Operators love QR codes because they don’t have to print menus. They can save on labor and can collect customer data. But they don’t always work – publishers have seen many participants struggle to scan codes properly.
Data is a big deal
Speaking of data, this remains a huge area of growth. Of course, get excited about automation, including robots and artificial intelligence. But on the technology side, customer data was a close second.
Operators were curious about the best ways to gather and interpret information about everything from their guests to staff. Square was one of them: “We’re going to start getting really, really, really obsessed with giving you very tangible, actionable insights. [data]said Bryan Solar, head of restaurants at the tech provider, during a Sunday session.
And the restaurants are shrinking
With so much emphasis on takeout, there’s less focus on customers dining in. It is certain that these customers will continue to dine at full-service restaurants, especially for special occasions. But restaurants will need fewer seats and more of them are looking for smaller spaces.
It was evident during the show. More equipment needs to be versatile, able to do a lot in a smaller space. There were espresso machines that could pump drink after drink into a small space and even a brew machine that could turn a bar into a brewery in just 150 feet of space.
Equipment delays remain an issue
As our Peter Romeo pointed out, the gear was full screen, but good luck getting it. Equipment delays remain a major problem. Frank Inoa, vice president of design and engineering for Inspire Brands, said during a panel moderated by our Pat Cobe that delays cause problems even when trying to reconfigure existing equipment, as it can take several weeks just to get a part. And it’s unclear how long those delays will last.
It was all about cost control
Equipment manufacturers always like to tout their products’ ability to improve profitability – this is after all a business-driven event – but this year the idea took center stage, given the margin issues. Even a towel dispenser on display at Georgia Pacific, which controls the number of towels available to customers, had costs in mind. The founder of a line of reusable containers also focused on cost when touting his idea. Costs are top of mind for operators right now, and providers know it.
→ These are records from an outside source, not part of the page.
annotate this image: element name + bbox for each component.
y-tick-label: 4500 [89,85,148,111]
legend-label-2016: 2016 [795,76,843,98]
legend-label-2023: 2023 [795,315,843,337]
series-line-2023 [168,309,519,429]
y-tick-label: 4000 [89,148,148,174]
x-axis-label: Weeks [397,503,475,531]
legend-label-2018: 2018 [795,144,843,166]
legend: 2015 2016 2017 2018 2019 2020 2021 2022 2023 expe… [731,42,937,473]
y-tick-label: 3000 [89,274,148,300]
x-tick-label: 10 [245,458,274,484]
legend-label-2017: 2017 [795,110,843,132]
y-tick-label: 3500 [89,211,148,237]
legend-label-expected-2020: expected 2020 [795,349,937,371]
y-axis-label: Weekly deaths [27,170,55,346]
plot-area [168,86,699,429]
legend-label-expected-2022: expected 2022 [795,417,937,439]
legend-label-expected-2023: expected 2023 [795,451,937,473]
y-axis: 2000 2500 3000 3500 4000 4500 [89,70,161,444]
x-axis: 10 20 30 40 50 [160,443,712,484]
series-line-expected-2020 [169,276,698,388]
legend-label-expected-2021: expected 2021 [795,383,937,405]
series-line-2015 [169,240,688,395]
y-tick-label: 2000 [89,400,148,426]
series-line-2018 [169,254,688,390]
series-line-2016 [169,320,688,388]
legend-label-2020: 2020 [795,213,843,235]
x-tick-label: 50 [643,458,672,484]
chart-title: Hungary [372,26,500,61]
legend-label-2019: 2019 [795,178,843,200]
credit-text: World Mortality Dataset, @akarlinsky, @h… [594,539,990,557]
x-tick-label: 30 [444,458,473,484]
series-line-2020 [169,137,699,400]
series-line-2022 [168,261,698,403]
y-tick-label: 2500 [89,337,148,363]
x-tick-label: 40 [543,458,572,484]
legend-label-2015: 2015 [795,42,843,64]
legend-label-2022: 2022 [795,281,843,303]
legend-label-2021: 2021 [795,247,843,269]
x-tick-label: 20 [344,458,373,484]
But not everyone can afford new technologies
Yet, as pointed out in a session on artificial intelligence, profitability remains an issue. Several session attendees asked about costs, and one implored panelists to keep struggling freelancers in mind.
The simple fact is that many operators now have thinner margins than when the show last ran in 2019. This means they have less financial means to afford some of these new technologies. A big challenge for sellers going forward is to make their case and then find ways for smaller restaurants to afford what they’re selling. Because as we noted at the outset, profitability remains a challenge.
Yet overcoming challenges is what this company is all about. Those who have seen the show have withstood the worst of them for more than two years and have been able to come out the other side.
Editor Joe Guszkowski contributed to this report.